Beside swelling and shrinking water absorption may lead in birch bark to the warping of the bark with the outer side in. Water acts as a plasticizer allowing the phellem outer cells, that in the tree have been stretched tangentially to accommodate the growth of the stem and the creation of new cork layers, to return to their original dimension. The tangential length of the outer phellem cells is shorter than the tangential length of the inner phellem cells, as these have been produced when the stem had a larger diameter.

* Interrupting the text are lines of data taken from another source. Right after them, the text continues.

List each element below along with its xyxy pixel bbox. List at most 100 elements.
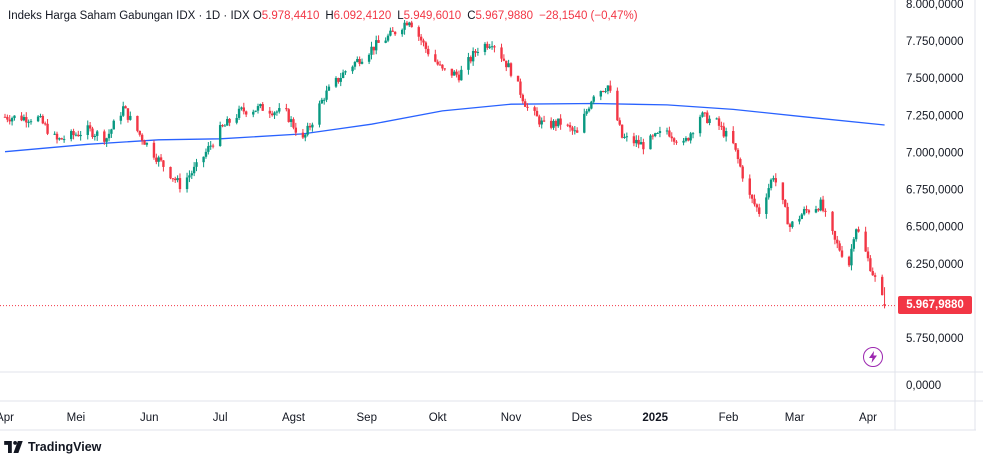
- time-axis[interactable]: Apr Mei Jun Jul Agst Sep Okt Nov Des 2025 Feb Mar Ap…: [0, 412, 877, 424]
- candle: [606, 85, 610, 95]
- candle: [62, 135, 66, 143]
- time-tick-label: Feb: [719, 412, 739, 424]
- time-tick-label: Jul: [213, 412, 228, 424]
- candle: [455, 69, 458, 78]
- low-value: 5.949,6010: [403, 10, 462, 22]
- candle: [427, 45, 430, 57]
- candle-body: [386, 35, 390, 41]
- candle-body: [112, 120, 115, 130]
- candle-body: [207, 146, 210, 152]
- candle: [254, 110, 257, 113]
- candle-body: [105, 138, 108, 142]
- price-tick-label: 6.250,0000: [906, 259, 964, 271]
- candle: [105, 137, 108, 147]
- candle-body: [720, 125, 723, 127]
- candle: [190, 170, 193, 180]
- candle-body: [405, 22, 409, 26]
- candle: [488, 43, 491, 50]
- candle-body: [6, 116, 9, 120]
- candle: [720, 121, 723, 130]
- candle-body: [755, 204, 759, 208]
- candle-body: [871, 271, 874, 276]
- candle: [88, 121, 92, 132]
- candle: [287, 108, 290, 123]
- candle: [235, 114, 238, 125]
- candle-body: [687, 138, 690, 141]
- candle-body: [375, 40, 378, 51]
- candle-body: [800, 214, 803, 219]
- candle-body: [237, 108, 241, 118]
- time-tick-label: Jun: [140, 412, 159, 424]
- candle: [337, 77, 340, 84]
- tradingview-logo[interactable]: TradingView: [4, 440, 101, 454]
- candle: [639, 136, 643, 145]
- candle: [25, 112, 28, 128]
- candle-body: [840, 250, 844, 257]
- candle: [599, 90, 603, 101]
- candle: [758, 203, 761, 217]
- candle: [176, 175, 179, 183]
- candle: [367, 53, 371, 65]
- candle-body: [620, 124, 624, 138]
- candle-body: [60, 138, 63, 140]
- symbol-title[interactable]: Indeks Harga Saham Gabungan IDX · 1D · I…: [8, 10, 250, 22]
- candle: [767, 183, 770, 200]
- candle-body: [708, 118, 711, 123]
- candle: [620, 124, 624, 139]
- candle: [781, 182, 785, 205]
- candle: [29, 119, 33, 125]
- candle: [486, 41, 489, 50]
- candle: [86, 120, 89, 140]
- candle-body: [542, 120, 546, 122]
- candle: [687, 137, 690, 142]
- candle: [836, 235, 839, 249]
- candle: [866, 247, 870, 262]
- candle: [403, 20, 406, 35]
- candle-body: [675, 141, 678, 143]
- candle: [542, 115, 546, 123]
- candle: [53, 131, 56, 136]
- candle: [256, 103, 260, 114]
- candle-body: [526, 106, 529, 108]
- candle-body: [559, 118, 562, 125]
- candle: [422, 38, 425, 47]
- candle: [684, 136, 688, 143]
- candle-body: [701, 112, 704, 117]
- candle-body: [601, 91, 605, 93]
- price-tick-label: 7.250,0000: [906, 110, 964, 122]
- candle-body: [847, 256, 851, 266]
- candle-body: [377, 40, 380, 43]
- open-label: O: [252, 10, 262, 22]
- candle: [126, 108, 130, 123]
- candle-body: [93, 135, 97, 137]
- candle: [259, 103, 262, 109]
- candle-body: [341, 72, 345, 78]
- candle: [483, 42, 487, 56]
- time-tick-label: Apr: [0, 412, 14, 424]
- candle-body: [13, 115, 16, 119]
- candle-body: [573, 130, 577, 132]
- candle: [79, 130, 82, 141]
- candle: [568, 122, 572, 132]
- candle: [637, 135, 640, 149]
- candle-body: [192, 166, 196, 174]
- candle: [318, 100, 321, 128]
- candle: [682, 137, 685, 146]
- candle: [169, 166, 172, 180]
- price-axis[interactable]: 8.000,0000 7.750,0000 7.500,0000 7.250,0000…: [906, 0, 964, 392]
- candle-body: [110, 129, 113, 134]
- flash-icon[interactable]: [863, 347, 883, 367]
- candle: [221, 124, 224, 128]
- candle-body: [256, 106, 260, 111]
- candle: [417, 25, 420, 41]
- candle: [60, 137, 63, 140]
- candle: [798, 215, 801, 225]
- candle-body: [3, 116, 7, 118]
- candle-body: [873, 275, 877, 277]
- candle-body: [391, 30, 394, 32]
- candle-body: [791, 221, 794, 227]
- candle-body: [668, 130, 671, 137]
- candle: [6, 114, 9, 123]
- candle-body: [202, 156, 205, 163]
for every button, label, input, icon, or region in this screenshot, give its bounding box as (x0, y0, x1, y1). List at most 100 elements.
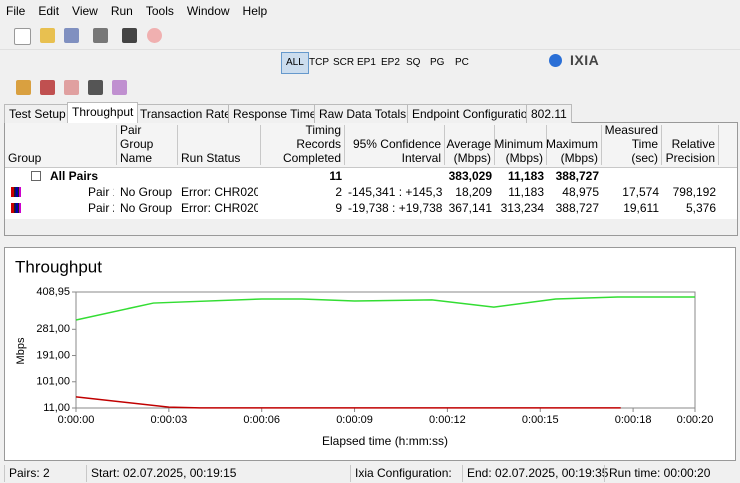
icon[interactable] (64, 80, 79, 95)
table-cell: 19,611 (623, 201, 659, 215)
menu-item[interactable]: Tools (145, 4, 174, 18)
table-cell: 9 (335, 201, 342, 215)
filter-button[interactable]: TCP (309, 57, 329, 68)
table-cell: 18,209 (455, 185, 492, 199)
tab[interactable]: Throughput (67, 102, 139, 123)
status-field: Run time: 00:00:20 (604, 465, 710, 482)
menu-item[interactable]: Window (186, 4, 230, 18)
menu-item[interactable]: Run (110, 4, 133, 18)
column-header[interactable]: Timing Records Completed (261, 123, 345, 165)
column-header[interactable]: 95% Confidence Interval (345, 125, 445, 165)
table-cell: 17,574 (622, 185, 659, 199)
table-cell: 11 (329, 169, 342, 183)
chart-title: Throughput (15, 257, 102, 276)
x-tick-label: 0:00:06 (243, 414, 280, 426)
column-header[interactable]: Pair Group Name (117, 123, 178, 165)
status-field: End: 02.07.2025, 00:19:35 (462, 465, 608, 482)
x-tick-label: 0:00:15 (522, 414, 559, 426)
tab[interactable]: 802.11 (526, 104, 572, 123)
icon[interactable] (88, 80, 103, 95)
y-tick-label: 11,00 (43, 402, 70, 414)
table-cell: -19,738 : +19,738 (348, 201, 442, 215)
icon[interactable] (93, 28, 108, 43)
menu-item[interactable]: Help (242, 4, 268, 18)
y-axis-label: Mbps (15, 337, 27, 364)
table-cell: No Group (120, 185, 173, 199)
table-cell: -145,341 : +145,341 (348, 185, 442, 199)
info-icon[interactable] (549, 54, 562, 67)
menu-item[interactable]: File (6, 4, 26, 18)
icon[interactable] (16, 80, 31, 95)
x-tick-label: 0:00:12 (429, 414, 466, 426)
tab[interactable]: Raw Data Totals (314, 104, 412, 123)
column-header[interactable]: Measured Time (sec) (602, 123, 662, 165)
toolbar-1 (0, 23, 740, 50)
filter-button[interactable]: ALL (286, 57, 304, 68)
menu-bar: File Edit View Run Tools Window Help (6, 4, 280, 18)
x-tick-label: 0:00:03 (150, 414, 187, 426)
x-tick-label: 0:00:00 (58, 414, 95, 426)
x-tick-label: 0:00:18 (615, 414, 652, 426)
table-cell: 2 (335, 185, 342, 199)
filter-button[interactable]: PG (430, 57, 445, 68)
tab[interactable]: Endpoint Configuration (407, 104, 540, 123)
column-header[interactable]: Run Status (178, 125, 261, 165)
filter-button[interactable]: SQ (406, 57, 421, 68)
pair-icon (11, 187, 21, 197)
table-cell: 383,029 (448, 169, 492, 183)
icon[interactable] (147, 28, 162, 43)
table-header: Group Pair Group Name Run Status Timing Rec… (5, 123, 737, 168)
tab[interactable]: Test Setup (4, 104, 71, 123)
y-tick-label: 281,00 (36, 323, 70, 335)
column-header[interactable]: Group (5, 125, 117, 165)
toolbar-3 (0, 76, 740, 100)
menu-item[interactable]: Edit (38, 4, 60, 18)
status-field: Start: 02.07.2025, 00:19:15 (86, 465, 236, 482)
table-cell: 388,727 (555, 201, 599, 215)
icon[interactable] (14, 28, 31, 45)
series-line (75, 296, 695, 321)
filter-button[interactable]: PC (455, 57, 469, 68)
x-axis-label: Elapsed time (h:mm:ss) (322, 434, 448, 448)
table-cell: 798,192 (672, 185, 716, 199)
table-body: All Pairs 11 383,029 11,183 388,727 Pair 1 No … (5, 167, 737, 217)
icon[interactable] (64, 28, 79, 43)
y-tick-label: 101,00 (36, 376, 70, 388)
table-cell: 367,141 (448, 201, 492, 215)
table-cell: No Group (120, 201, 173, 215)
status-field: Pairs: 2 (4, 465, 50, 482)
tab[interactable]: Response Time (228, 104, 322, 123)
ixia-logo: IXIA (570, 52, 600, 68)
filter-button[interactable]: EP2 (381, 57, 400, 68)
icon[interactable] (40, 28, 55, 43)
pair-icon (11, 203, 21, 213)
icon[interactable] (40, 80, 55, 95)
column-header[interactable]: Minimum (Mbps) (494, 125, 547, 165)
icon[interactable] (112, 80, 127, 95)
filter-button[interactable]: EP1 (357, 57, 376, 68)
column-header[interactable]: Average (Mbps) (445, 125, 495, 165)
table-cell: 313,234 (500, 201, 544, 215)
table-cell: 11,183 (507, 169, 544, 183)
horizontal-scrollbar[interactable] (5, 219, 737, 235)
status-field: Ixia Configuration: (350, 465, 452, 482)
collapse-box[interactable] (31, 171, 41, 181)
filter-active (281, 52, 309, 74)
table-cell: 388,727 (555, 169, 599, 183)
tab[interactable]: Transaction Rate (135, 104, 236, 123)
y-tick-label: 408,95 (36, 286, 70, 298)
x-tick-label: 0:00:20 (677, 414, 714, 426)
table-cell: 48,975 (562, 185, 599, 199)
chart: Throughput Mbps Elapsed time (h:mm:ss) 1… (4, 247, 736, 461)
table-cell: Pair 2 (88, 201, 114, 215)
filter-button[interactable]: SCR (333, 57, 355, 68)
column-header[interactable]: Relative Precision (662, 125, 719, 165)
x-tick-label: 0:00:09 (336, 414, 373, 426)
column-header[interactable]: Maximum (Mbps) (546, 125, 602, 165)
table-cell: Pair 1 (88, 185, 114, 199)
icon[interactable] (122, 28, 137, 43)
menu-item[interactable]: View (72, 4, 98, 18)
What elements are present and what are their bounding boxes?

The release of the tension through moisture plasticization cause a contraction of the outer layer and therefore a warping or rolling with the outer side of the bark inwards [13]. Deformations can also lead to delaminations related to failures in the thin-walled cell layers that are intrinsically weaker than the thick-walled cell layers [16, 348, 28, 251]. To avoid such deformations conservators may block the artefact in the desired shape using specially made capsules during both humidification and drying.
A clearer understanding of the swelling, shrinkage and of the deformations of birch bark upon moisture absorption and desorption can support conservators in their choices of conservation procedures.